What is the difference between high precision resistors and current sense resistors
Resistors are resistors. They only see the current thru them and the voltage across them.
However, specific models can be targeted to specific applications. What you show as a current sense resistor looks like it's designed to dissipate significant power. However, it would work for lots of purposes within its power and voltage limits.
Current sense resistors tend to:
- Be run with little voltage across them.
- Be fairly accurate, since being used for measurement.
- Drift little due to temperature.
- Have low values.
- Sometimes have 4 leads so that you can use a Kelvin connection. Two leads carry the current, then the voltage is measured across the two other leads. This keeps the voltage drop due to current in the leads off the measurement.
There is no absolute difference between the two.
Current sense resistors are generally low-value, high-power resistors. They are intended to develop a small voltage for a given current, so they are low in value. When used in power supplies they may well carry significant current and dissipate significant power, so they tend to be high-power units. For many applications they are not used to measure current with high precision, but this is not guaranteed.
Precision resistors are simply resistors which have stable, well-defined resistance. The existence of non-zero temperature coefficients means that, for a similar size a very high precision resistor will be limited to lower power than a non-precision resistor, although this does not apply for precisions of 1 % or less.
Your picture of a current sense resistor shows a unit which (if you look at it closely) has 1 % precision. The other picture shows resistors with 5% precision (the gold band at left), so they are lower-precision than the current-sense resistor which you show.

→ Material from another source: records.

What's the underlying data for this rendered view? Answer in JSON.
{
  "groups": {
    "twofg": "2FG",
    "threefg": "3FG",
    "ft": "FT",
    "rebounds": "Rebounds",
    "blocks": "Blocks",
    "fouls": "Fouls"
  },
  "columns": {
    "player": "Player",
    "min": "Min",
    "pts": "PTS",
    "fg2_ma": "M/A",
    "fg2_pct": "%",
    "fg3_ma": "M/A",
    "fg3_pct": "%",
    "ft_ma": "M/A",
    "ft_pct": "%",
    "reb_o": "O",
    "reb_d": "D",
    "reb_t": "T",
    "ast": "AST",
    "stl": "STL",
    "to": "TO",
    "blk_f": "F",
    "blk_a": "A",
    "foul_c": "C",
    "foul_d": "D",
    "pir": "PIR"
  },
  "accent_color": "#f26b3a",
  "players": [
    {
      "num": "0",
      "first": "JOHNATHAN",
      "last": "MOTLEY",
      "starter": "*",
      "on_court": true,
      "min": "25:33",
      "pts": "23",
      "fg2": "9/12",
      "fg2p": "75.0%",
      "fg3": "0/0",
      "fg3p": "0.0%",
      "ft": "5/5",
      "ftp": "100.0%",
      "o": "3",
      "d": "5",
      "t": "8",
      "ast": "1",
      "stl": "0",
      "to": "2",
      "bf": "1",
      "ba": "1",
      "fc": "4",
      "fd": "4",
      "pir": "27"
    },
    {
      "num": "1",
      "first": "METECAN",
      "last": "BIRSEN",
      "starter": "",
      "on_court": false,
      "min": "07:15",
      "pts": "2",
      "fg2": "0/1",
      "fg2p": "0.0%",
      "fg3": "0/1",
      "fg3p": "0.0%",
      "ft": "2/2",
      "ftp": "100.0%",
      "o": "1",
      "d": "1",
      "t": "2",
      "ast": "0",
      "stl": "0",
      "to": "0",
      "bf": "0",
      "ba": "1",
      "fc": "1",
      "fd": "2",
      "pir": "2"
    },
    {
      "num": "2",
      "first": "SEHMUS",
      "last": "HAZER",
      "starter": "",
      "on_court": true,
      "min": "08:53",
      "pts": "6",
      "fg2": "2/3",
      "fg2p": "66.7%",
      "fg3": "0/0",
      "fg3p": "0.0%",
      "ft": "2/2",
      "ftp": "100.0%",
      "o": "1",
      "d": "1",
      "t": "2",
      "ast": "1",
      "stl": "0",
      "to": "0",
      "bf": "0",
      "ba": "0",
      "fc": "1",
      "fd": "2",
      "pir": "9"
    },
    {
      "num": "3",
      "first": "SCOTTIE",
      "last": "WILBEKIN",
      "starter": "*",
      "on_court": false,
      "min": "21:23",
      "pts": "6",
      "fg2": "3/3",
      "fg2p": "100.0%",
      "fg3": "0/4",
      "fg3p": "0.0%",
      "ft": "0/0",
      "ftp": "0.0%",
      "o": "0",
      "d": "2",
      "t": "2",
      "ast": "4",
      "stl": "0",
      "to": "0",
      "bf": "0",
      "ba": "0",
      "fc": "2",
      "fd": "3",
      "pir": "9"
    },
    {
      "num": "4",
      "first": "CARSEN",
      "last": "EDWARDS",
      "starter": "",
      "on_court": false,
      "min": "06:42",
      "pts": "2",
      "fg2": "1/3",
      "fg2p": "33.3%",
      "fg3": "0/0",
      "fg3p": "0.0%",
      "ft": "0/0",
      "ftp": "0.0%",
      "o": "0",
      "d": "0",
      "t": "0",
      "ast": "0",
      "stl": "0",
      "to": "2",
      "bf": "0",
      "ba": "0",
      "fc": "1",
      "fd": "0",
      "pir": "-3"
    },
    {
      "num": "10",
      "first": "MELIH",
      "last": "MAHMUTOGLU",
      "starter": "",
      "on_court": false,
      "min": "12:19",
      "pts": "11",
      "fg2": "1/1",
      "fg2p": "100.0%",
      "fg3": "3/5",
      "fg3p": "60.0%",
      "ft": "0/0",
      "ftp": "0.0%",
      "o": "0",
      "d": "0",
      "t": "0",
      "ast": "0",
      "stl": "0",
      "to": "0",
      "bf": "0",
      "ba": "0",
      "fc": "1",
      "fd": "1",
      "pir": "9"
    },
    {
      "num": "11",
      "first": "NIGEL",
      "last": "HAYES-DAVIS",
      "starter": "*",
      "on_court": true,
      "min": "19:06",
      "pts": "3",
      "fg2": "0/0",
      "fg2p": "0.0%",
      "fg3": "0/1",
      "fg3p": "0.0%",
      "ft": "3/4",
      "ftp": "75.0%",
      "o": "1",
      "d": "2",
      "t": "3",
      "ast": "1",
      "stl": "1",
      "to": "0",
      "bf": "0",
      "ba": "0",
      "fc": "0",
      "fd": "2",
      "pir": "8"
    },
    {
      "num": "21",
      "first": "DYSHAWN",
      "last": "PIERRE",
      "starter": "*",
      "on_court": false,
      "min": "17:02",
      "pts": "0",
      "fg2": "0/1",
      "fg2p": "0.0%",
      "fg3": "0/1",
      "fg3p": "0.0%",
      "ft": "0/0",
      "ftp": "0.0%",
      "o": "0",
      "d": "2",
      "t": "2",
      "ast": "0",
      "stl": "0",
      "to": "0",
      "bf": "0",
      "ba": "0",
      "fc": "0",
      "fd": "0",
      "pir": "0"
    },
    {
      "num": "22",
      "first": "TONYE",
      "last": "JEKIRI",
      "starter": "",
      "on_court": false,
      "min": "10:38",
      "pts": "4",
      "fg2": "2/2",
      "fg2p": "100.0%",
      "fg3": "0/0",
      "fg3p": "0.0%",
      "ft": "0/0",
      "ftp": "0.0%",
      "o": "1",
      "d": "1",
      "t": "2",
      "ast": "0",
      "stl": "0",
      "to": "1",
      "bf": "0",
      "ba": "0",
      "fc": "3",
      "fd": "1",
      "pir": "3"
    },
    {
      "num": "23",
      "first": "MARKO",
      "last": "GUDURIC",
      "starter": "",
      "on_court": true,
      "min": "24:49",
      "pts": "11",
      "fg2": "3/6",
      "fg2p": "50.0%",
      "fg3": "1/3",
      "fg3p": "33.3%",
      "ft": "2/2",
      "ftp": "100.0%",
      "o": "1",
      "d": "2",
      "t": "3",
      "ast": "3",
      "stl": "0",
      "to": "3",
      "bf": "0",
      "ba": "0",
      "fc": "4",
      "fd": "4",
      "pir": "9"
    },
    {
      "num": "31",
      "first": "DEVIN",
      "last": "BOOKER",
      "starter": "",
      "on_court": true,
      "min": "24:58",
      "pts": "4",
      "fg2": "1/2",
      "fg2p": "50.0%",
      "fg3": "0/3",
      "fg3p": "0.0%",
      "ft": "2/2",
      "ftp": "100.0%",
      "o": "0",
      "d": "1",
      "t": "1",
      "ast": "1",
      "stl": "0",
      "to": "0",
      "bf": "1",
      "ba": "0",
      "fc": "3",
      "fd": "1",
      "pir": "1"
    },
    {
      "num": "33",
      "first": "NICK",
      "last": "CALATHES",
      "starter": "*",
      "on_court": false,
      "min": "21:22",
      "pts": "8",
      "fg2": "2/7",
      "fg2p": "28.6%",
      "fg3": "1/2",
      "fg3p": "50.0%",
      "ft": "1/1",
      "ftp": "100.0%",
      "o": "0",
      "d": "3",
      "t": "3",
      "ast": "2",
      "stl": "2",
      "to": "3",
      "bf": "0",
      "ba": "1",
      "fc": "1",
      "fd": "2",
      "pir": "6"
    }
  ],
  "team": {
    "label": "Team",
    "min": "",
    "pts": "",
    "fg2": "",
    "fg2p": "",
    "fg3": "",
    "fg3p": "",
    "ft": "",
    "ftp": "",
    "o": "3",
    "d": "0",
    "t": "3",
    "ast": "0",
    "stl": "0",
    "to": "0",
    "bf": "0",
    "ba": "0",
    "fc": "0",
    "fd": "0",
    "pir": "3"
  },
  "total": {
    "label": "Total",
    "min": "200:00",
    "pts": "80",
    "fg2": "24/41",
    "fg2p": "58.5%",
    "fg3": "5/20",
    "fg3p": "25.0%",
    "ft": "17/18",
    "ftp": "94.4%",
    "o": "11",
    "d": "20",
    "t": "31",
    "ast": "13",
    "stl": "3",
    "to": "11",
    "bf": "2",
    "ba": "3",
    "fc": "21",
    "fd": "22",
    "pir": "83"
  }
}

In your case, you need to measure 30 mA. What voltage are you willing to drop across the resistor at this current? Let's assume that you want 0.1 volts. Then the resistor should have a value of $$R = \frac{V}{i} = \frac{0.1}{0.03} = 3.33 \text{ ohns} $$ and at maximum power it will dissipate $$P = i^2 R = (.03)^2 \times 3.33 = 3\text{ mW} $$
As a result, if 0.1 volts is acceptable, you can use a standard 1/10 watt, 1% resistor.